La réponse budgétaire est également importante. Des mesures budgétaires sont en préparation dans l'ensemble des grandes économies mondiales, notamment aux États-Unis, en Italie, en Australie, en Allemagne et au Japon, tandis que le Royaume-Uni ajoute des mesures d'urgence à une relance budgétaire attendue de longue date. Surtout, les mesures budgétaires n'ont pas besoin d'être importantes pour être efficaces. Des mesures ciblées qui réduisent le coût des congés maladie, des tolérances ou des délais supplémentaires pour le paiement des loyers et des échéances de prêts immobiliers, des abattements fiscaux et des aides pour les petites entreprises des secteurs les plus gravement touchés par le virus pourraient s'avérer plus efficaces que des dépenses publiques à grande échelle pour limiter l'impact économique. La combinaison de mesures monétaires et budgétaires devrait finir par stabiliser le sentiment et modérer la deuxième vague de répercussions du double choc de l'épidémie de COVID-19 et de la chute des prix du pétrole.

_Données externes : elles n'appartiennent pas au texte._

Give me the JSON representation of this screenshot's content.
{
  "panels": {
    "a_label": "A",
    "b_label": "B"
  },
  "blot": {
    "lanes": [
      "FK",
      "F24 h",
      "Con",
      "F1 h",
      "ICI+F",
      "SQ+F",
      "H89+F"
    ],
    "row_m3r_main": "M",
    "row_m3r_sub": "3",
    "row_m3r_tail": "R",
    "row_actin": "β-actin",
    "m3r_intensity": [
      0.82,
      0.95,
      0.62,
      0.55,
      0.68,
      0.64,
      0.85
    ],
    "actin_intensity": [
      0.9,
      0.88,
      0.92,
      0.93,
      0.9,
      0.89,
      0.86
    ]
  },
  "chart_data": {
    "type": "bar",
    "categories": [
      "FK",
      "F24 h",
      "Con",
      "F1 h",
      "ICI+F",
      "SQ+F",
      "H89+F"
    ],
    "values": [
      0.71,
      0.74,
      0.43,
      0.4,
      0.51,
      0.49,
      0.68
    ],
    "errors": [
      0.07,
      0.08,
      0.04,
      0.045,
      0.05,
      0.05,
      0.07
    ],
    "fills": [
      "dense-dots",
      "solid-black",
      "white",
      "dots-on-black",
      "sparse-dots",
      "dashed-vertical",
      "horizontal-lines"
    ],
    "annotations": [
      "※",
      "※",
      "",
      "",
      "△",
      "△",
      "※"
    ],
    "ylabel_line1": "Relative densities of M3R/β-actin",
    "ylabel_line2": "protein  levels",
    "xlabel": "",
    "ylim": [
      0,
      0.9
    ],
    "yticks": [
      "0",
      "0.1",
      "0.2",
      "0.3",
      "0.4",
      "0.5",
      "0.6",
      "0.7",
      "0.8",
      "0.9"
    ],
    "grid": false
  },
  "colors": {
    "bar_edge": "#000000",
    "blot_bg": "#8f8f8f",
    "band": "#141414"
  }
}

La rapidité avec laquelle les marchés récupèreront risque de dépendre de l'impact de ces chocs sur les bénéfices des entreprises. En début d'année, le consensus de marché anticipait une croissance des bénéfices de presque 10% pour 2020 au niveau mondial (MSCI ACWI). Même à cette époque, cela semblait exagérément optimiste, des taux de croissance de l'ordre de 5% apparaissant plus réalistes. Ce niveau de croissance pourrait malgré tout avoir soutenu les marchés. Il est sûr maintenant que les perspectives seront plus mauvaises et beaucoup plus incertaines. La première moitié de l'année pourrait être marquée par une forte baisse des bénéfices, sous l'effet combiné des chocs de l'offre et de la demande, suivie d'un solide rebond au second semestre, à mesure que l'économie se redressera, comme nous nous y attendons.

Globalement, cela pourrait nous donner une croissance des bénéfices modérément négative pour 2020 au niveau mondial. Il est toutefois important de se dire qu'une grande partie (mais pas la totalité) de ces bénéfices perdus devraient être récupérés en 2021. En d'autres termes, même si la croissance des bénéfices prend un coup en 2020, cela devrait être rattrapé, au moins en partie, par une croissance plus forte en 2021. Par rapport au passé, le secteur de l'énergie a perdu de son importance sur les marchés boursiers et l'impact négatif de la baisse des prix du pétrole devrait être limité: le poids des bénéfices du secteur était de tout juste 6% en 2019 au sein de l'indice mondial des actions internationales (MSCI ACWI), même s'il est nettement plus élevé sur certains marchés comme le Royaume-Uni ou le Canada.

IMPLICATIONS POUR LES CLASSES D'ACTIFS

Alors que la crise prenait de l'ampleur, nous avons neutralisé nos expositions aux actifs risqués et ajouté de la duration à nos portefeuilles multi-actifs. Malgré le niveau actuel des rendements obligataires, nous pensons qu'une exposition aux produits de taux a un rôle à jouer dans les portefeuilles, compte tenu du faible niveau de l'inflation et de ses caractéristiques de couverture dans les périodes d'incertitude accrue. Au sein des marchés actions, nous avons une préférence pour des régions comme les États-Unis et les marchés émergents (dominés par la Chine), qui possèdent la force de frappe la plus importante, au niveau monétaire et budgétaire, pour gérer ces chocs économiques. Parmi les classes d'actifs des marchés émergents, nous préférons les actions à la dette étant donné que les économies asiatiques dominent l'indice: elles sont pour l'essentiel importatrices de pétrole et ont également subi le choc de l'épidémie de COVID-19 avant les autres. Sur les marchés obligataires, nous privilégions les marchés à rendement positif comme les États-Unis, le Canada et l'Australie, sur lesquels il existe une marge de manoeuvre plus importante en matière d'assouplissement monétaire.